The Irish Nurses and Midwives Organisation has expressed its concern at bed capacity at Letterkenny University Hospital and labelling it as a “crisis situation.”
It followed yet another statement from hospital management today once again announcing full capacity protocol had been implemented.
Managment apologised to patients and their families for delays and urged people to only attend the Emergency Department in the case of a real emergency.
This afternoon the INMO said that the escalation policy at the hospital has been partially invoked almost continually over the past six weeks in order to deal with increasing bed demand and said that this policy is for use in exceptional circumstances as opposed to everyday use.
The union said that elective work continues at the hospital despite the increased attendances at the emergency department, but “nursing staff are seriously concerned regarding the health and safety of patients. This cannot continue.
“Nurses are fearful that patients are being put at risk on a daily basis while they strive to deliver basic care. There are wards in the hospital with insufficient nurses to deliver basic nursing care. This situation is now causing untold human suffering for patients.

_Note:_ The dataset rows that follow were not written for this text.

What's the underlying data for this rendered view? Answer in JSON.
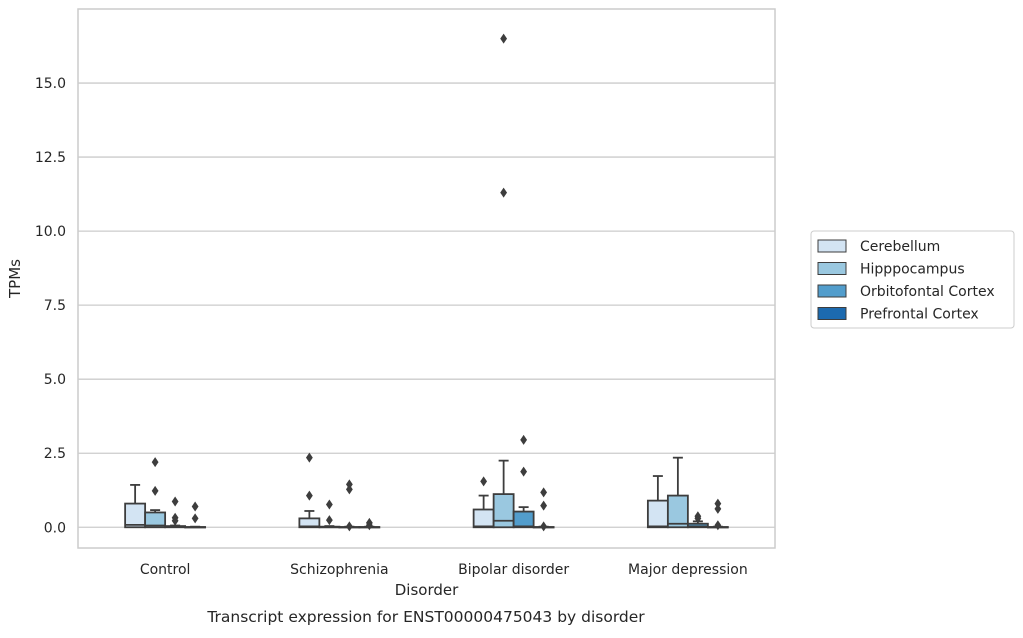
{
  "chart_data": {
    "type": "box",
    "title": "",
    "caption": "Transcript expression for ENST00000475043 by disorder",
    "xlabel": "Disorder",
    "ylabel": "TPMs",
    "ylim": [
      -0.7,
      17.5
    ],
    "yticks": [
      "0.0",
      "2.5",
      "5.0",
      "7.5",
      "10.0",
      "12.5",
      "15.0"
    ],
    "categories": [
      "Control",
      "Schizophrenia",
      "Bipolar disorder",
      "Major depression"
    ],
    "grid": "horizontal",
    "legend_position": "right",
    "series": [
      {
        "name": "Cerebellum",
        "color": "#d3e4f3",
        "boxes": [
          {
            "q1": 0.0,
            "median": 0.08,
            "q3": 0.8,
            "whisker_low": 0.0,
            "whisker_high": 1.43,
            "outliers": []
          },
          {
            "q1": 0.0,
            "median": 0.03,
            "q3": 0.3,
            "whisker_low": 0.0,
            "whisker_high": 0.55,
            "outliers": [
              2.35,
              1.07
            ]
          },
          {
            "q1": 0.0,
            "median": 0.03,
            "q3": 0.6,
            "whisker_low": 0.0,
            "whisker_high": 1.07,
            "outliers": [
              1.55
            ]
          },
          {
            "q1": 0.0,
            "median": 0.03,
            "q3": 0.9,
            "whisker_low": 0.0,
            "whisker_high": 1.73,
            "outliers": []
          }
        ]
      },
      {
        "name": "Hipppocampus",
        "color": "#9ac8e0",
        "boxes": [
          {
            "q1": 0.0,
            "median": 0.06,
            "q3": 0.5,
            "whisker_low": 0.0,
            "whisker_high": 0.58,
            "outliers": [
              2.2,
              1.23
            ]
          },
          {
            "q1": 0.0,
            "median": 0.0,
            "q3": 0.02,
            "whisker_low": 0.0,
            "whisker_high": 0.04,
            "outliers": [
              0.77,
              0.24
            ]
          },
          {
            "q1": 0.0,
            "median": 0.22,
            "q3": 1.12,
            "whisker_low": 0.0,
            "whisker_high": 2.25,
            "outliers": [
              16.5,
              11.3
            ]
          },
          {
            "q1": 0.0,
            "median": 0.12,
            "q3": 1.07,
            "whisker_low": 0.0,
            "whisker_high": 2.35,
            "outliers": []
          }
        ]
      },
      {
        "name": "Orbitofontal Cortex",
        "color": "#529dcc",
        "boxes": [
          {
            "q1": 0.0,
            "median": 0.01,
            "q3": 0.04,
            "whisker_low": 0.0,
            "whisker_high": 0.06,
            "outliers": [
              0.87,
              0.32,
              0.22
            ]
          },
          {
            "q1": 0.0,
            "median": 0.0,
            "q3": 0.01,
            "whisker_low": 0.0,
            "whisker_high": 0.02,
            "outliers": [
              1.45,
              1.28,
              0.03
            ]
          },
          {
            "q1": 0.0,
            "median": 0.03,
            "q3": 0.53,
            "whisker_low": 0.0,
            "whisker_high": 0.68,
            "outliers": [
              2.95,
              1.88
            ]
          },
          {
            "q1": 0.0,
            "median": 0.03,
            "q3": 0.12,
            "whisker_low": 0.0,
            "whisker_high": 0.2,
            "outliers": [
              0.37,
              0.3
            ]
          }
        ]
      },
      {
        "name": "Prefrontal Cortex",
        "color": "#1c6aaf",
        "boxes": [
          {
            "q1": 0.0,
            "median": 0.0,
            "q3": 0.01,
            "whisker_low": 0.0,
            "whisker_high": 0.02,
            "outliers": [
              0.7,
              0.3
            ]
          },
          {
            "q1": 0.0,
            "median": 0.0,
            "q3": 0.01,
            "whisker_low": 0.0,
            "whisker_high": 0.02,
            "outliers": [
              0.15,
              0.07
            ]
          },
          {
            "q1": 0.0,
            "median": 0.0,
            "q3": 0.01,
            "whisker_low": 0.0,
            "whisker_high": 0.02,
            "outliers": [
              1.18,
              0.73,
              0.03
            ]
          },
          {
            "q1": 0.0,
            "median": 0.0,
            "q3": 0.01,
            "whisker_low": 0.0,
            "whisker_high": 0.02,
            "outliers": [
              0.8,
              0.62,
              0.07
            ]
          }
        ]
      }
    ]
  }
}
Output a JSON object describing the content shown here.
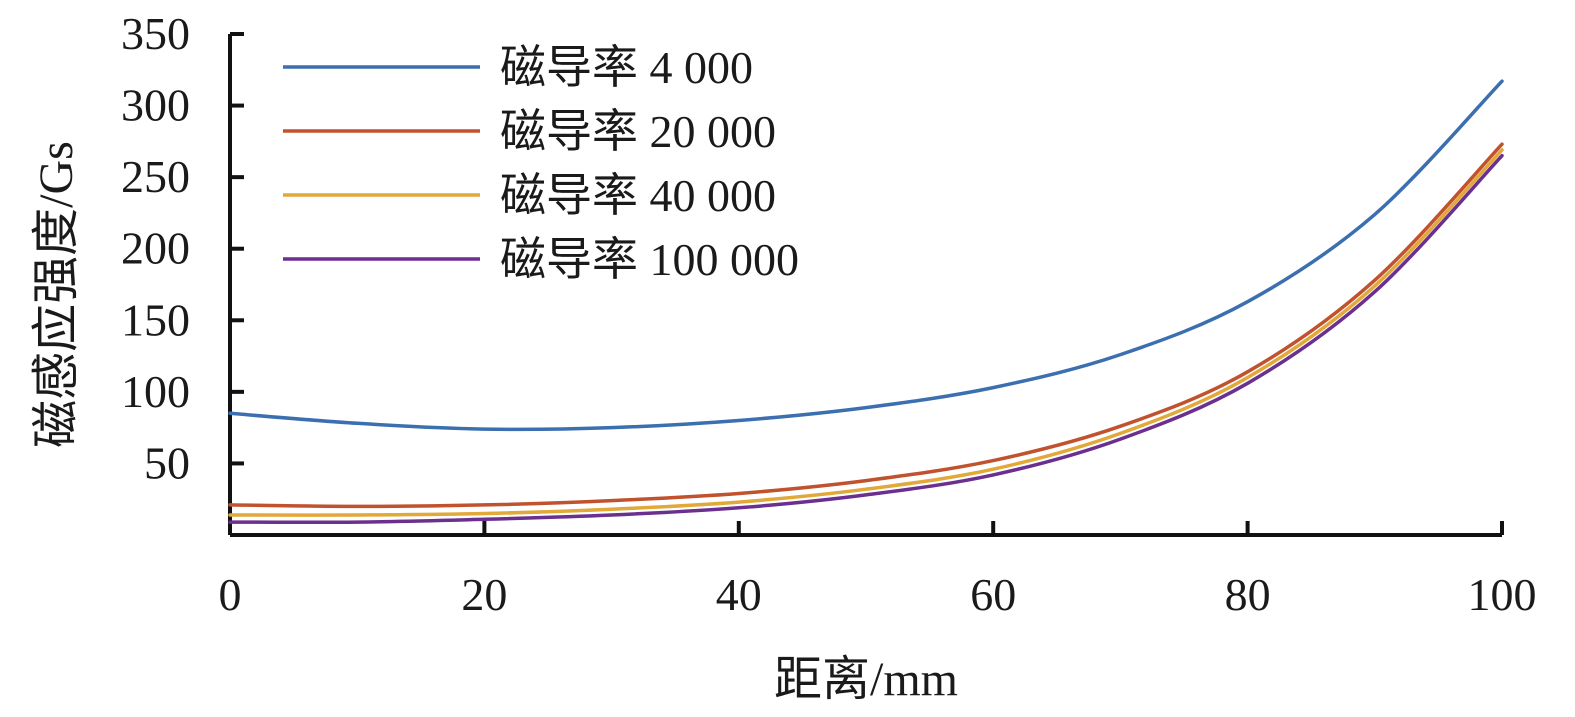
{
  "chart_data": {
    "type": "line",
    "xlabel": "距离/mm",
    "ylabel": "磁感应强度/Gs",
    "xlim": [
      0,
      100
    ],
    "ylim": [
      0,
      350
    ],
    "x_ticks": [
      "0",
      "20",
      "40",
      "60",
      "80",
      "100"
    ],
    "y_ticks": [
      "50",
      "100",
      "150",
      "200",
      "250",
      "300",
      "350"
    ],
    "legend_position": "top-left",
    "grid": false,
    "x": [
      0,
      10,
      20,
      30,
      40,
      50,
      60,
      70,
      80,
      90,
      100
    ],
    "series": [
      {
        "name": "磁导率 4 000",
        "color": "#3b6fb0",
        "values": [
          85,
          78,
          74,
          75,
          80,
          89,
          103,
          126,
          163,
          224,
          317
        ]
      },
      {
        "name": "磁导率 20 000",
        "color": "#c0522e",
        "values": [
          21,
          20,
          21,
          24,
          29,
          38,
          52,
          76,
          114,
          178,
          273
        ]
      },
      {
        "name": "磁导率 40 000",
        "color": "#e1a83a",
        "values": [
          14,
          14,
          15,
          18,
          23,
          32,
          46,
          71,
          110,
          174,
          269
        ]
      },
      {
        "name": "磁导率 100 000",
        "color": "#6b2f8f",
        "values": [
          9,
          9,
          11,
          14,
          19,
          28,
          42,
          67,
          106,
          170,
          265
        ]
      }
    ]
  }
}
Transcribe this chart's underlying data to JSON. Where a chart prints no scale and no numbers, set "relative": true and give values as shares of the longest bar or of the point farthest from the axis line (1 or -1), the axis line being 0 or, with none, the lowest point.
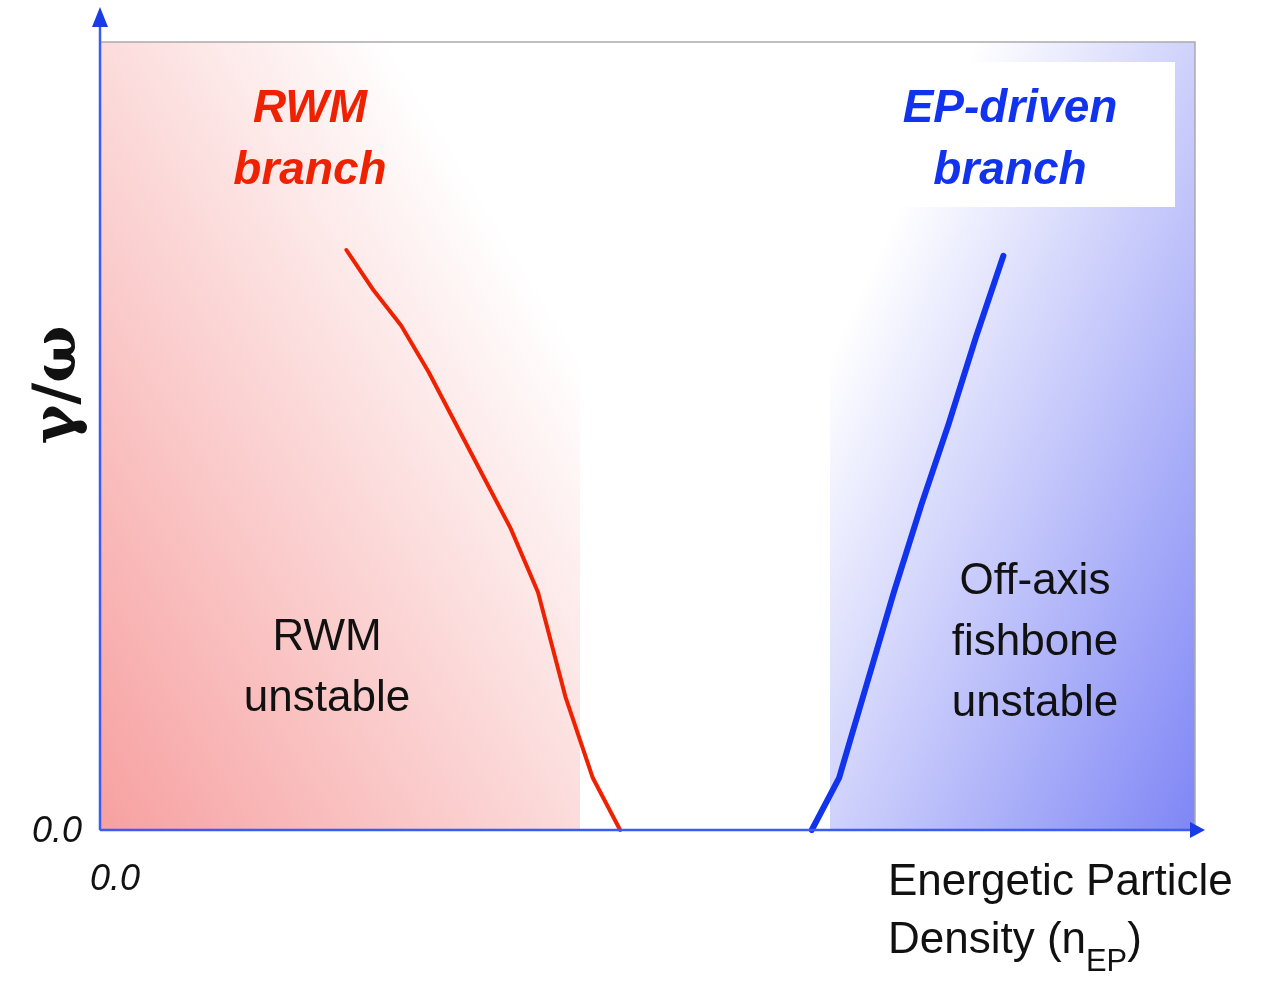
{
  "chart_data": {
    "type": "line",
    "relative": true,
    "xlabel": "Energetic Particle Density  (n$_{EP}$)",
    "ylabel": "γ/ω",
    "categories": [
      null,
      null,
      null,
      null,
      null,
      null,
      null,
      null,
      null,
      null,
      null,
      null,
      null,
      null,
      null,
      null,
      null,
      null,
      null,
      null,
      null,
      null,
      null,
      null,
      null,
      null,
      null,
      null,
      null,
      null,
      null,
      null,
      null,
      null,
      null,
      null,
      null,
      null,
      null,
      null,
      null
    ],
    "series": [
      {
        "name": "RWM branch",
        "color": "#ee2200",
        "values": [
          null,
          null,
          null,
          null,
          null,
          null,
          null,
          null,
          null,
          1,
          0.93,
          0.87,
          0.79,
          0.7,
          0.61,
          0.52,
          0.41,
          0.23,
          0.09,
          0,
          null,
          null,
          null,
          null,
          null,
          null,
          null,
          null,
          null,
          null,
          null,
          null,
          null,
          null,
          null,
          null,
          null,
          null,
          null,
          null,
          null
        ]
      },
      {
        "name": "EP-driven branch",
        "color": "#1133ee",
        "values": [
          null,
          null,
          null,
          null,
          null,
          null,
          null,
          null,
          null,
          null,
          null,
          null,
          null,
          null,
          null,
          null,
          null,
          null,
          null,
          null,
          null,
          null,
          null,
          null,
          null,
          null,
          0,
          0.09,
          0.25,
          0.41,
          0.56,
          0.7,
          0.85,
          0.99,
          null,
          null,
          null,
          null,
          null,
          null,
          null
        ]
      }
    ],
    "annotations": [
      "0.0",
      "0.0",
      "RWM\nunstable",
      "Off-axis\nfishbone\nunstable"
    ]
  }
}
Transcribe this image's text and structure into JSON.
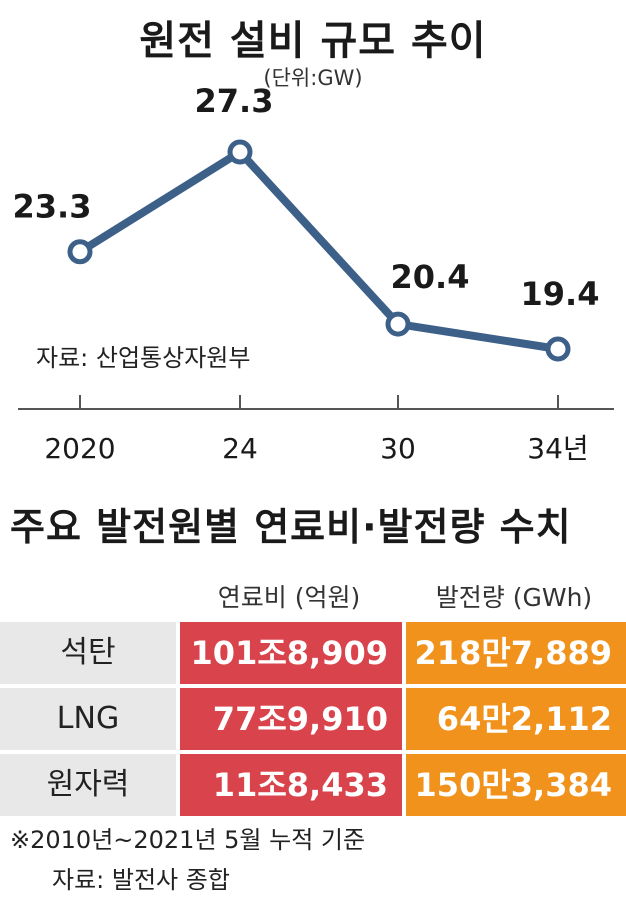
{
  "chart_data": [
    {
      "type": "line",
      "title": "원전 설비 규모 추이",
      "subtitle": "(단위:GW)",
      "x": [
        "2020",
        "24",
        "30",
        "34년"
      ],
      "series": [
        {
          "values": [
            23.3,
            27.3,
            20.4,
            19.4
          ]
        }
      ],
      "data_labels": [
        "23.3",
        "27.3",
        "20.4",
        "19.4"
      ],
      "source": "자료: 산업통상자원부",
      "line_color": "#3d6089",
      "grid": false
    },
    {
      "type": "table",
      "title": "주요 발전원별 연료비·발전량 수치",
      "columns": [
        "연료비 (억원)",
        "발전량 (GWh)"
      ],
      "rows": [
        {
          "label": "석탄",
          "fuel_cost": "101조8,909",
          "generation": "218만7,889"
        },
        {
          "label": "LNG",
          "fuel_cost": "77조9,910",
          "generation": "64만2,112"
        },
        {
          "label": "원자력",
          "fuel_cost": "11조8,433",
          "generation": "150만3,384"
        }
      ],
      "note": "※2010년~2021년 5월 누적 기준",
      "source": "자료: 발전사 종합",
      "colors": {
        "fuel_cost": "#d9434c",
        "generation": "#f0921b",
        "label_bg": "#e8e8e8"
      }
    }
  ]
}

Nurses are regularly taken from an already short staffed ward to cover in other areas.”
The INMO is calling on the HSE “to implement its own escalation policy in response to this crisis situation; The immediate cancellation, for a number of days, of planned elective admissions/procedures, in order that the existing patients can be cared for in a safe, timely manner; and an independent review of the existing practices/processes at the hospital.”
The Industrial Relations Officer for the INMO Maura Hickey said “The problem cannot be solved by placing extra beds on in-patient wards. This is a tried, flawed and failed practice of the past which should never be revisited.”